OK, sounds good. Keep me informed with how you get on. 

 

Let me know if there's anything else I can help you with. 

[ANGLICO1]

Tomorrow or Saturday, I'll go computer shopping.

Meanwhile, I restored the system to several days back and regained my key software, and Microsoft Outlook with all the emails and contacts.

 

1. If I save all this Outlook stuff as .pst files, can those be compromised?  That would be the easiest way to move this to the new computer.
2. Otherwise, and I'll eventually do this anyway, I'll buy Malwarebyte's online storage and save them there.  I hesitated to purchase anything more using a computer, but perhaps I could call someone and buy it by phone,  But then if my keystrokes are being seen, someone might see me logging in to save the data?

Thanks for keeping up with the progress.  BTW, when I restored and rebooted, Malwarebytes ran and Quarantined two Trojans.

 

Maybe both vendors were Trojan.Zbot.YK

[LiquidTension]

Backing up .pst files is fine. Of course, you may have saved Emails with malicious attachments/content, so I would delete any unknown Emails now, and backup afterwards. Ultimately, you should be fine saving your Outlook data as .pst files.

 

Yes. As I mentioned earlier, one of the infections present is Zbot. Zbot is designed to capture keystrokes/screenshots, and steal financial information, login details, passwords, etc. 

[ANGLICO1]

Adam,

 

By the numbers!  Please help me ensure that I perform the transition to a new computer in the proper sequence.  Re-order the steps, if I make a tactical error.

The old computer will remain as my geological workstation, but will be disconnected from the internet and from my home network.  Thankfully, it has never been successfully networked with my wife's computer.

1. I had my ISP reset all my email passwords to a random number.
2. I am disconnected entirely from my old company's server, whether through Logmein, MS Outlook Exchange, or their Vipre Business malware software.
3. I'm about to disconnect the CAT-5e cable to the infected desktop.
4. I need to check out those iThing Apps and install some security on those devices.
5. I will soon change all passwords everywhere, through my iPhone or iPad, and handle all emails from those devices until Nov. 7 when my new computer arrives, or when it is configured with Malwarebytes software installed.
6. I'll go through emails and other files, searching for the file types that you noted above and ensuring that those are not copied to a backup drive, even within a .pst backup file.
7. Once the new computer is configured, protected, and linked back to the internet, and once all passwords everywhere are changed via that computer, I'll hook up the backup drive and restore emails, contacts, and calendars.
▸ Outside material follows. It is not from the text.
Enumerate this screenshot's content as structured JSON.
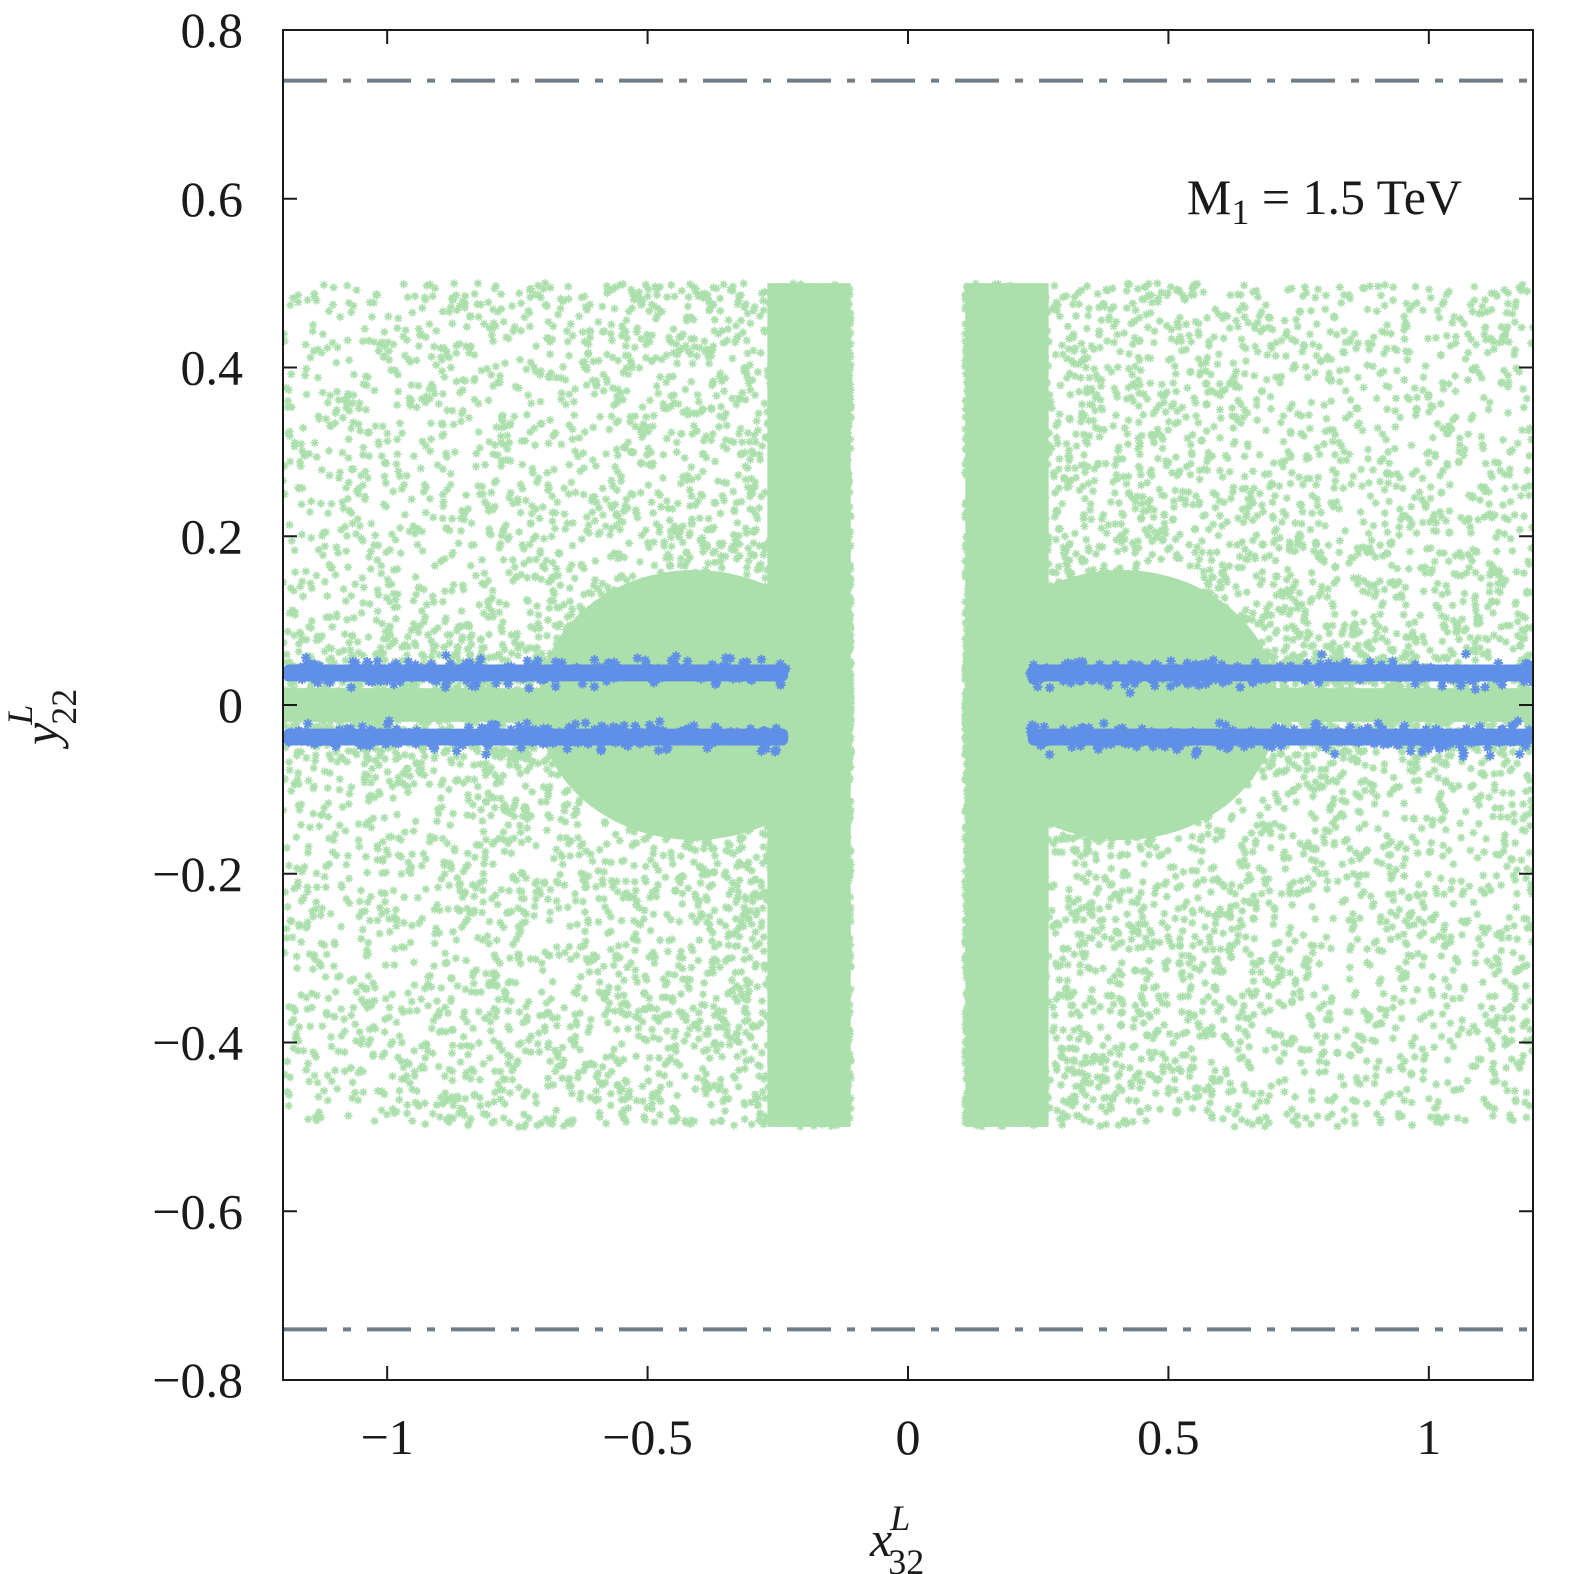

Please review my battle plan, and revise as necessary.

Thank you very, very much!!!!!

[LiquidTension]

Sounds like a good plan to me, Vance. 

[LiquidTension]

Hello, 

 

Do you still require assistance?

[ANGLICO1]

Adam,

Not now but possibly in a week or so, after my new computer arrives and I begin implementing the transfer of selected files from the old (disconnected) computer to a backup drive, and from there to the new computer.

Hopefully, I'll have no problems. Either way, I will post an update in a week or two.

Thank you for checking.

[LiquidTension]

OK, thank you for the update. 

[ANGLICO1]

Update:

 

New system purchased.  Dell with Windows 8.1.  I don't like it, but maybe v. 10.0 will bring some old simplicity back.

 

I couldn't install MWB prior to connecting to the internet, because the Dell system wanted me to connect during setup. 
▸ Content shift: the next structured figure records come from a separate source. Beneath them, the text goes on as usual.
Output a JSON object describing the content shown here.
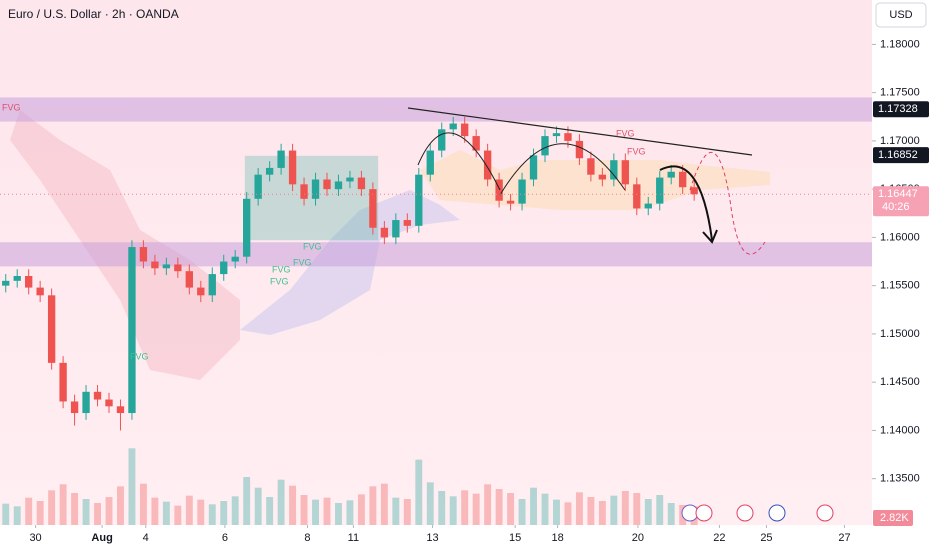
{
  "chart_data": {
    "type": "candlestick",
    "title": "Euro / U.S. Dollar · 2h · OANDA",
    "currency": "USD",
    "ylim": [
      1.1302,
      1.1846
    ],
    "yticks": [
      {
        "value": 1.18,
        "label": "1.18000"
      },
      {
        "value": 1.175,
        "label": "1.17500"
      },
      {
        "value": 1.17,
        "label": "1.17000"
      },
      {
        "value": 1.165,
        "label": "1.16500"
      },
      {
        "value": 1.16,
        "label": "1.16000"
      },
      {
        "value": 1.155,
        "label": "1.15500"
      },
      {
        "value": 1.15,
        "label": "1.15000"
      },
      {
        "value": 1.145,
        "label": "1.14500"
      },
      {
        "value": 1.14,
        "label": "1.14000"
      },
      {
        "value": 1.135,
        "label": "1.13500"
      }
    ],
    "xlim": [
      -0.5,
      75.5
    ],
    "xticks": [
      {
        "value": 2.6,
        "label": "30"
      },
      {
        "value": 8.4,
        "label": "Aug"
      },
      {
        "value": 12.2,
        "label": "4"
      },
      {
        "value": 19.1,
        "label": "6"
      },
      {
        "value": 26.3,
        "label": "8"
      },
      {
        "value": 30.3,
        "label": "11"
      },
      {
        "value": 37.2,
        "label": "13"
      },
      {
        "value": 44.4,
        "label": "15"
      },
      {
        "value": 48.1,
        "label": "18"
      },
      {
        "value": 55.1,
        "label": "20"
      },
      {
        "value": 62.2,
        "label": "22"
      },
      {
        "value": 66.3,
        "label": "25"
      },
      {
        "value": 73.1,
        "label": "27"
      }
    ],
    "up_color": "#26a69a",
    "down_color": "#ef5350",
    "open": [
      1.155,
      1.1555,
      1.156,
      1.1548,
      1.154,
      1.147,
      1.143,
      1.1418,
      1.144,
      1.1432,
      1.1425,
      1.1418,
      1.159,
      1.1575,
      1.1568,
      1.1572,
      1.1565,
      1.1548,
      1.154,
      1.1562,
      1.1575,
      1.158,
      1.164,
      1.1665,
      1.1672,
      1.169,
      1.1655,
      1.164,
      1.166,
      1.165,
      1.1658,
      1.1662,
      1.165,
      1.161,
      1.16,
      1.1618,
      1.1612,
      1.1665,
      1.169,
      1.1712,
      1.1718,
      1.1705,
      1.169,
      1.166,
      1.1638,
      1.1635,
      1.166,
      1.1685,
      1.1705,
      1.1708,
      1.17,
      1.1682,
      1.1665,
      1.166,
      1.168,
      1.1655,
      1.163,
      1.1635,
      1.1662,
      1.1668,
      1.1652
    ],
    "high": [
      1.1562,
      1.1567,
      1.1567,
      1.1555,
      1.1547,
      1.1477,
      1.1437,
      1.1447,
      1.1447,
      1.1439,
      1.1432,
      1.1597,
      1.1597,
      1.1582,
      1.1579,
      1.1579,
      1.1572,
      1.1555,
      1.1569,
      1.1582,
      1.1587,
      1.1647,
      1.1672,
      1.1679,
      1.1697,
      1.1697,
      1.1662,
      1.1667,
      1.1667,
      1.1665,
      1.1669,
      1.1669,
      1.1657,
      1.1617,
      1.1625,
      1.1625,
      1.1672,
      1.1697,
      1.1719,
      1.1725,
      1.1725,
      1.1712,
      1.1697,
      1.1667,
      1.1645,
      1.1667,
      1.1692,
      1.1712,
      1.1715,
      1.1715,
      1.1707,
      1.1689,
      1.1672,
      1.1687,
      1.1687,
      1.1662,
      1.1642,
      1.1669,
      1.1675,
      1.1675,
      1.1659
    ],
    "low": [
      1.1543,
      1.1548,
      1.1541,
      1.1533,
      1.1463,
      1.1423,
      1.1405,
      1.1411,
      1.1425,
      1.1418,
      1.14,
      1.1411,
      1.1568,
      1.1561,
      1.1561,
      1.1558,
      1.1541,
      1.1533,
      1.1533,
      1.1555,
      1.1568,
      1.1573,
      1.1633,
      1.1658,
      1.1665,
      1.1648,
      1.1633,
      1.1633,
      1.1643,
      1.1643,
      1.1651,
      1.1643,
      1.1603,
      1.1593,
      1.1593,
      1.1605,
      1.1605,
      1.1658,
      1.1683,
      1.1705,
      1.1698,
      1.1683,
      1.1653,
      1.1631,
      1.1628,
      1.1628,
      1.1653,
      1.1678,
      1.1698,
      1.1693,
      1.1675,
      1.1658,
      1.1653,
      1.1653,
      1.1648,
      1.1623,
      1.1623,
      1.1628,
      1.1655,
      1.1645,
      1.1638
    ],
    "close": [
      1.1555,
      1.156,
      1.1548,
      1.154,
      1.147,
      1.143,
      1.1418,
      1.144,
      1.1432,
      1.1425,
      1.1418,
      1.159,
      1.1575,
      1.1568,
      1.1572,
      1.1565,
      1.1548,
      1.154,
      1.1562,
      1.1575,
      1.158,
      1.164,
      1.1665,
      1.1672,
      1.169,
      1.1655,
      1.164,
      1.166,
      1.165,
      1.1658,
      1.1662,
      1.165,
      1.161,
      1.16,
      1.1618,
      1.1612,
      1.1665,
      1.169,
      1.1712,
      1.1718,
      1.1705,
      1.169,
      1.166,
      1.1638,
      1.1635,
      1.166,
      1.1685,
      1.1705,
      1.1708,
      1.17,
      1.1682,
      1.1665,
      1.166,
      1.168,
      1.1655,
      1.163,
      1.1635,
      1.1662,
      1.1668,
      1.1652,
      1.16447
    ],
    "volume": [
      3200,
      2800,
      4100,
      3600,
      5200,
      6100,
      4800,
      3900,
      3300,
      4200,
      5800,
      11500,
      6200,
      4100,
      3500,
      2900,
      4400,
      3800,
      3100,
      3600,
      4300,
      7200,
      5600,
      4200,
      6800,
      5900,
      4500,
      3800,
      4100,
      3300,
      3700,
      4600,
      5800,
      6200,
      4100,
      3900,
      9800,
      6400,
      5100,
      4300,
      5200,
      4700,
      6100,
      5400,
      4800,
      3900,
      5600,
      4700,
      3800,
      3400,
      4900,
      4200,
      3600,
      4400,
      5100,
      4800,
      3900,
      4500,
      3300,
      3000,
      2820
    ],
    "vlim": [
      0,
      12000
    ],
    "volume_label": "2.82K",
    "zones": [
      {
        "top": 1.1745,
        "bottom": 1.172
      },
      {
        "top": 1.1595,
        "bottom": 1.157
      }
    ],
    "price_labels": [
      {
        "value": 1.17328,
        "label": "1.17328"
      },
      {
        "value": 1.16852,
        "label": "1.16852"
      },
      {
        "value": 1.16447,
        "label": "1.16447",
        "countdown": "40:26"
      }
    ],
    "annotations": [
      "FVG",
      "FVG",
      "FVG",
      "FVG",
      "FVG",
      "FVG",
      "FVG",
      "FVG"
    ]
  }
}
But the very first task was to install Malwarebytes Anti-Malware Premium from the DVD that was mailed to me.  Then I checked for updates and ran the first scan.  No problems detected.

The DVD did not contain the other program that I purchased, Malwarebytes Anti-Exploit Premium.  Yesterday I submitted a support question in hopes of finding out how to get that installed.

 

Do you recommend any other Malwarebytes software for this brand new system?

 

Once the Support folks instruct me regarding Anti-Exploit, I will begin the potentially risky task of transferring photos, contacts, email backups, etc. to the new computer.

 

I've changed every password I can think of multiple times, using my iPad.